The pleasant days at Brussels soon slipped by, and then we were off to Antwerp—only an hour's ride. I will tell you nothing about the former wealth and commercial activity of the city—that in the sixteenth century it was the wealthiest city in Europe, &c., &c. For all these interesting particulars, see Murray's Handbook of Northern Germany. As soon as we had secured rooms at the hotel, dropped our satchels and umbrellas, we followed the chimes to the cathedral. The houses of the people have crept close to it, until many of them, old and gray, have fairly grown to it, like barnacles to a ship; or it seemed as though they had built their nests, like the rooks, under the moss-grown eaves. The interior of the cathedral was singularly grand and open. As we threw our shawls about us—a precaution never omitted—an old man shuffled out from a dark corner to show the church, take our francs, and pull aside the curtains from before the principal pictures, if so dignified a name as curtain can be applied to the dusty, brown cambric that obstructed our vision. Rubens's finest pictures are here, and indeed the city abounds in all that is best of Flemish art,—most justly, since it was the birthplace of its master. Rubens in the flesh we had seen at the Louvre; the spiritual manifestation was reserved for Antwerp; and to recall the city is to recall a series of visions of which one may not speak lightly.
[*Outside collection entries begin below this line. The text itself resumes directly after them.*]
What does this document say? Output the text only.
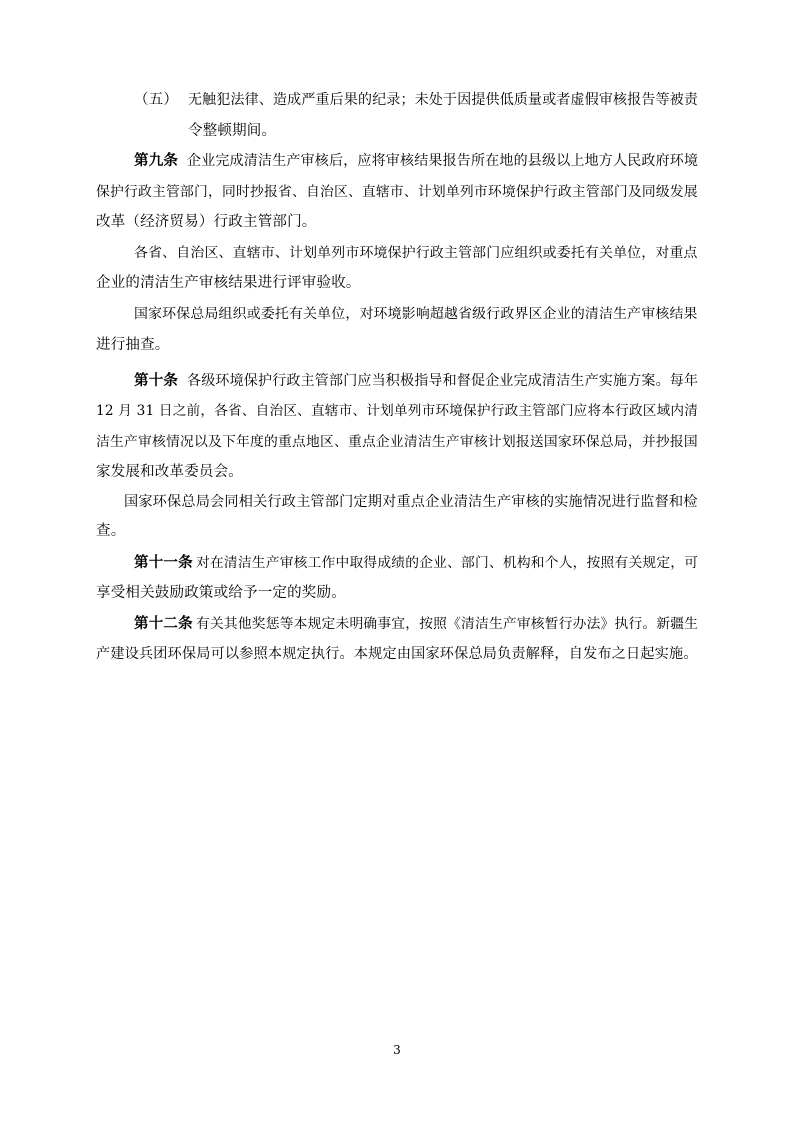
（五） 无触犯法律、造成严重后果的纪录；未处于因提供低质量或者虚假审核报告等被责
令整顿期间。
第九条 企业完成清洁生产审核后，应将审核结果报告所在地的县级以上地方人民政府环境
保护行政主管部门，同时抄报省、自治区、直辖市、计划单列市环境保护行政主管部门及同级发展
改革（经济贸易）行政主管部门。
各省、自治区、直辖市、计划单列市环境保护行政主管部门应组织或委托有关单位，对重点
企业的清洁生产审核结果进行评审验收。
国家环保总局组织或委托有关单位，对环境影响超越省级行政界区企业的清洁生产审核结果
进行抽查。
第十条 各级环境保护行政主管部门应当积极指导和督促企业完成清洁生产实施方案。每年
12 月 31 日之前，各省、自治区、直辖市、计划单列市环境保护行政主管部门应将本行政区域内清
洁生产审核情况以及下年度的重点地区、重点企业清洁生产审核计划报送国家环保总局，并抄报国
家发展和改革委员会。
国家环保总局会同相关行政主管部门定期对重点企业清洁生产审核的实施情况进行监督和检
查。
第十一条 对在清洁生产审核工作中取得成绩的企业、部门、机构和个人，按照有关规定，可
享受相关鼓励政策或给予一定的奖励。
第十二条 有关其他奖惩等本规定未明确事宜，按照《清洁生产审核暂行办法》执行。新疆生
产建设兵团环保局可以参照本规定执行。本规定由国家环保总局负责解释，自发布之日起实施。
3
Across, from the cathedral, upon a wide wooden bench in the market-place we sat a moment to consider our ways—the signal for the immediate swooping down upon us of guides and carriages, and the result of which was, our departure in a couple of dingy open vehicles to finish the city. We crawled about the town like a diminutive funeral procession, dismounting at the Church of St. Jacques to see the pictures, with which it is filled. In one of the chapels was a young American artist, copying Rubens's picture of "A Holy Family"—the one in which his two wives and others of his family enact the part of Mary, Martha, St. Jerome, &c. Behind the high altar is the tomb of Rubens, with an inscription of sufficient length to extinguish an ordinary man. There was a museum, too, in the city, rich in the works of Rubens and Vandyck, and the fine park in the new part of the town, as well as the massive docks built by the first Napoleon, were yet to be seen. The older members of the party were in the first carriage, and received any amount of valuable information, which was transmitted to us who followed in a succession of shouts sounding as much like "fire!" as anything else, with all manner of beckoning, and pointing, and wild throwing up of arms, that undoubtedly gave vent to their feelings, but brought only confusion and distraction to our minds. Not to be outdone, our driver began a series of utterly unintelligible explanations, the only part of which we understood in the least was, when pointing to the docks, he ejaculated, "Napoleon!" At that we nodded our heads frantically, which only encouraged him to go on. Pausing before a low, black house, exactly like all the others, he pointed to it with his whip. It said "Hydraulics" upon a rickety sign over the door. There were old casks, and anchors, and ropes, and rotting wood all around, for it was down upon the wharves. We tried to look enlightened, gratified even, and succeeded so well that he entered upon an elaborate dissertation in an unknown tongue. What do you suppose it was all about? Can it be that he was explaining the principles of hydraulics?